It wasn’t long before he set out on his own and moved to New York. In 2000, he began buying residential properties in Brooklyn, upstate New York and New Jersey with the help of his family’s money and a syndication of private investors. By 2004 Schreiber had sold those buildings and began focusing on more high-profile commercial properties in Manhattan. He then founded Waterbridge, a small real estate investment firm based in Midtown, in 2006.
A year later, he teamed up with a group of investors to buy a Soho office and retail building at 536 Broadway for $190 million, according to Richard Baxter, who brokered the deal. Baxter recalled him being a “very knowledgeable and savvy investor.”
But Schreiber’s big break as a New York real estate player came with a series of deals in 2012. That April, he partnered with Ben Bernstein and Ben Stokes’ RedSky Capital to buy an assemblage of properties on North 4th and North 3rd streets and Bedford Avenue for $66 million. The joint-venture partners later redeveloped the property and signed Apple to a 20,000-square-foot retail lease — a watershed moment in Williamsburg’s gentrification.

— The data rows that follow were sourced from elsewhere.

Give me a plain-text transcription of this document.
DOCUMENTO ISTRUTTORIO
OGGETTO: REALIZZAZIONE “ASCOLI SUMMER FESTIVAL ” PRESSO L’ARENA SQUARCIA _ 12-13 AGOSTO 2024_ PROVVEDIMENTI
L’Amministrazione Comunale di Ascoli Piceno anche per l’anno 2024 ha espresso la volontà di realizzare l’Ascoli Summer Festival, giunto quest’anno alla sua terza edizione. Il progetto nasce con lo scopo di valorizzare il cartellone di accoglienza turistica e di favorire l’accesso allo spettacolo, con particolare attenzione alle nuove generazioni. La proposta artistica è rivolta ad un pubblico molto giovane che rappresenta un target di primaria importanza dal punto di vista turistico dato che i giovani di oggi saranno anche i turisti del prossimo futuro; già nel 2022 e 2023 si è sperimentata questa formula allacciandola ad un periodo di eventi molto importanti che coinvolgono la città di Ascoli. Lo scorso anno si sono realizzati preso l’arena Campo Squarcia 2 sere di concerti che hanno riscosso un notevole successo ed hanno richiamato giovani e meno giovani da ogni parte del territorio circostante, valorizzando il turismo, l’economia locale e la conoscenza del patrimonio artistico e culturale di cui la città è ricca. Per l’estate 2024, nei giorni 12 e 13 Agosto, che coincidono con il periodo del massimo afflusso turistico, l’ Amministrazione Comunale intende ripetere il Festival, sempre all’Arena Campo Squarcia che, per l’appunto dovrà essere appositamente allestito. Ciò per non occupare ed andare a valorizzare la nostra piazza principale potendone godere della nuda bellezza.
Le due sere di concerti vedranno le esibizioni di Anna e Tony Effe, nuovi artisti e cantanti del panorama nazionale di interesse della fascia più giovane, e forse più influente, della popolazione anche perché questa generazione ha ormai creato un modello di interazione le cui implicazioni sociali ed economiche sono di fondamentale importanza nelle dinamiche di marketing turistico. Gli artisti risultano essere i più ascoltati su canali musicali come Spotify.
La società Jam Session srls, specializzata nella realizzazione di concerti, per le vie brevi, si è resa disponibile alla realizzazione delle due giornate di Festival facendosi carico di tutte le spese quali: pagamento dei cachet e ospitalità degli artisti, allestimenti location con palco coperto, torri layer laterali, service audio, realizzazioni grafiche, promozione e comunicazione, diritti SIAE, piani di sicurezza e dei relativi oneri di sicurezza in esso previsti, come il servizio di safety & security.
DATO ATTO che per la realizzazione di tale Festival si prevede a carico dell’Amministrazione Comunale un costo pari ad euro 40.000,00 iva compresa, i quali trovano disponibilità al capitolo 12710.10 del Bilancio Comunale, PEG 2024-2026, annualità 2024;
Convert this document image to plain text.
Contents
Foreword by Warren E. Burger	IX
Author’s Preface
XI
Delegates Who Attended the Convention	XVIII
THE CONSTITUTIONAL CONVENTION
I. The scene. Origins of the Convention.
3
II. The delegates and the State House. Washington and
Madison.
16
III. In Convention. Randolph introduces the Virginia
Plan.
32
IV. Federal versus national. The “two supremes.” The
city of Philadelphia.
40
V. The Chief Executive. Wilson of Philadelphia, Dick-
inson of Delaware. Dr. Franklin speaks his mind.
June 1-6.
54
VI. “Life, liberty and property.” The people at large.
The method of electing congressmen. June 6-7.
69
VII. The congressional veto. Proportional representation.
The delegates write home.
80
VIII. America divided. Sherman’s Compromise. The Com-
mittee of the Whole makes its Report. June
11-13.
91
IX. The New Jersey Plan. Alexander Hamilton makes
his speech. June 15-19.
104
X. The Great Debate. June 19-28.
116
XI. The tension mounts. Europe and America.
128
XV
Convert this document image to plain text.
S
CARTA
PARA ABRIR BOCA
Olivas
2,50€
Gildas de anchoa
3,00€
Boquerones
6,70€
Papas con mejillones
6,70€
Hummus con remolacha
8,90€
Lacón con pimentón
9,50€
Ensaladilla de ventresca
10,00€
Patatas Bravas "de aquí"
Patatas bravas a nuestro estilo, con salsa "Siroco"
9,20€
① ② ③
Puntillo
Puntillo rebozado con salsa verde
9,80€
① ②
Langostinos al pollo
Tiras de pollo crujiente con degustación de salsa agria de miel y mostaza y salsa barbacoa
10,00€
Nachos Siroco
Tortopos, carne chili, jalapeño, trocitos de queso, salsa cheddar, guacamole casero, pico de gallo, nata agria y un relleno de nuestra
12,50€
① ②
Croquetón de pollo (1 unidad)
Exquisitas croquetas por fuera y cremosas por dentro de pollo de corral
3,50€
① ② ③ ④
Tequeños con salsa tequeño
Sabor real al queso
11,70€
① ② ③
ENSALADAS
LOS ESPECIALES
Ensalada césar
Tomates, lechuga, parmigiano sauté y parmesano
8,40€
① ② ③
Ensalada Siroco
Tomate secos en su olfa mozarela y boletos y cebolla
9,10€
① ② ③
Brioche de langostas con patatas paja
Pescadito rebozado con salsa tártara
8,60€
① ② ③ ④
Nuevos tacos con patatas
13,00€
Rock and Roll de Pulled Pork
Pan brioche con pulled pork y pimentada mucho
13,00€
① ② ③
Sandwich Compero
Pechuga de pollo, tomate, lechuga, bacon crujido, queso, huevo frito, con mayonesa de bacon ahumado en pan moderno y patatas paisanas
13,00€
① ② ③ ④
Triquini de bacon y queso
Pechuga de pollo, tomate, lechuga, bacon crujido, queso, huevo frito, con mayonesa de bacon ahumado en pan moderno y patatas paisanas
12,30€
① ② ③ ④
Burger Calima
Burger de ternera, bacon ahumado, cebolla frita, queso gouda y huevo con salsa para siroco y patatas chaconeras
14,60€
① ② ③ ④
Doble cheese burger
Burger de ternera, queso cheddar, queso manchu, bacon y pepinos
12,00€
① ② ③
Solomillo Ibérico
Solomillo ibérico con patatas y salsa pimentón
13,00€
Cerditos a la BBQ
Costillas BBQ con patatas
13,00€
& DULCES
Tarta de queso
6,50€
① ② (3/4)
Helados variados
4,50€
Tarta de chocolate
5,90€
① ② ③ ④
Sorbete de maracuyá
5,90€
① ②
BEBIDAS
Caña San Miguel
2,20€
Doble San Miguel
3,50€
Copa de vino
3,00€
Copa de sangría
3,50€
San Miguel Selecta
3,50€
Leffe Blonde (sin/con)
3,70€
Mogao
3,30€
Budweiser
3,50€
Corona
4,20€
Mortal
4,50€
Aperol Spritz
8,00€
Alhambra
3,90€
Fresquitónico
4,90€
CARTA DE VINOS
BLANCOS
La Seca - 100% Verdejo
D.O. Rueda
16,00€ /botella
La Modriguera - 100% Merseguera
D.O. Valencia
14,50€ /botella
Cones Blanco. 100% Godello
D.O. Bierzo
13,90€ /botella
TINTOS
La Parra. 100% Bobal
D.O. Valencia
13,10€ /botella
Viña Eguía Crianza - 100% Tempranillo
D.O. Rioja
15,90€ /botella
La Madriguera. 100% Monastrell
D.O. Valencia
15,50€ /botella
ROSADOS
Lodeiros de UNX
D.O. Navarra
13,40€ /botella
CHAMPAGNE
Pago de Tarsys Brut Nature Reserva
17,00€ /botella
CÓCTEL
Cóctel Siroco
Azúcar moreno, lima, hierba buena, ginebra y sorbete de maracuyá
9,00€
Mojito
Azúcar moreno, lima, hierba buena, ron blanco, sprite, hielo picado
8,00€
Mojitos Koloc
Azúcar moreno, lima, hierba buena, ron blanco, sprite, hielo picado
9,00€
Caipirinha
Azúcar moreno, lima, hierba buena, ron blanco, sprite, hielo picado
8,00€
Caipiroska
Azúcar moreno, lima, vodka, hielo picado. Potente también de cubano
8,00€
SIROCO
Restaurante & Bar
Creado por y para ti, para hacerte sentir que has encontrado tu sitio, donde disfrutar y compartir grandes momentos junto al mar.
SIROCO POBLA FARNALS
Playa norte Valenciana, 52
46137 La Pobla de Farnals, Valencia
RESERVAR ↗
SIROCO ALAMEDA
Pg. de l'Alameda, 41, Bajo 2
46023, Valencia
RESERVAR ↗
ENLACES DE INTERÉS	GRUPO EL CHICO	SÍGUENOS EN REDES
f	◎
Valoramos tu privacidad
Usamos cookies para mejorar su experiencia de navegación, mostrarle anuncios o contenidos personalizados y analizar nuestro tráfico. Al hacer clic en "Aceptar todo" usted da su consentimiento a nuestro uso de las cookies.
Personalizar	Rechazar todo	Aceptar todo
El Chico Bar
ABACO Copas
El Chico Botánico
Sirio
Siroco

Then in July 2012, Schreiber and Brooklyn real estate investor David Werner bought One Court Square from SL Green and JPMorgan Asset Management. The following month, he partnered with WeWork’s Neumann and Alchemy Properties to buy the top floors of the Woolworth Building for $68 million with plans for a condo conversion. A seven-story penthouse at the tower hit the market for $110 million this September. Alchemy’s Ken Horn did not respond to inquiries about whether Schreiber is still a partner in the project.
Waterbridge is a small operation with fewer than 10 employees, and Schreiber usually leaves development work to the firms he partners with, sources said. What he does, and does well, is find deals and raise money.
People who have worked with Schreiber describe him as blunt, quick to the point and at times charming. “He’s a character, no doubt about it,” said Dagan Lacorte of the investment advisory firm L&L Partners Wealth Management. “He’s not afraid to ask for what he wants.”
RedSky’s Bernstein said one of Schreiber’s greatest strengths is the speed at which he goes after deals. There is “no rethinking, no additional noise,” he noted.
Still, not every deal has been wrinkle-free. Just short of three years ago, Schreiber went into contract on an assemblage of properties on North 3rd Street — near the Apple-leased property — that includes the popular Radegast Beer Hall. But he struggled to land bank financing at favorable terms, according to Lacorte, who brokered the deal. Instead, he cut a deal with the seller, the estate of Olga Sosa, in which Sosa became the de facto lender by allowing the buyer to postpone full payment.
Schreiber paid about 30 percent of the $92.3 million cost at the closing in April 2015 and paid the rest with interest by September 2016, Lacorte said. Waterbridge refinanced the property the following month with an $82 million loan from Deutsche Bank.
At one point Schreiber tried to flip the property to New York developer Chaim Miller, according to news reports, but the deal fell through.
“Along the way, I wasn’t sure he was going to close,” Lacorte said.
It was Schreiber’s savvy as a dealmaker that convinced Shtrozberg to lend him the roughly $5 million back in 2008.
The Israeli native had recently moved to New York on a mission to invest her family’s savings in local real estate. A mutual acquaintance from her home country introduced her to Schreiber, who took her around town with his private chauffeur and showed her all the buildings he claimed to own.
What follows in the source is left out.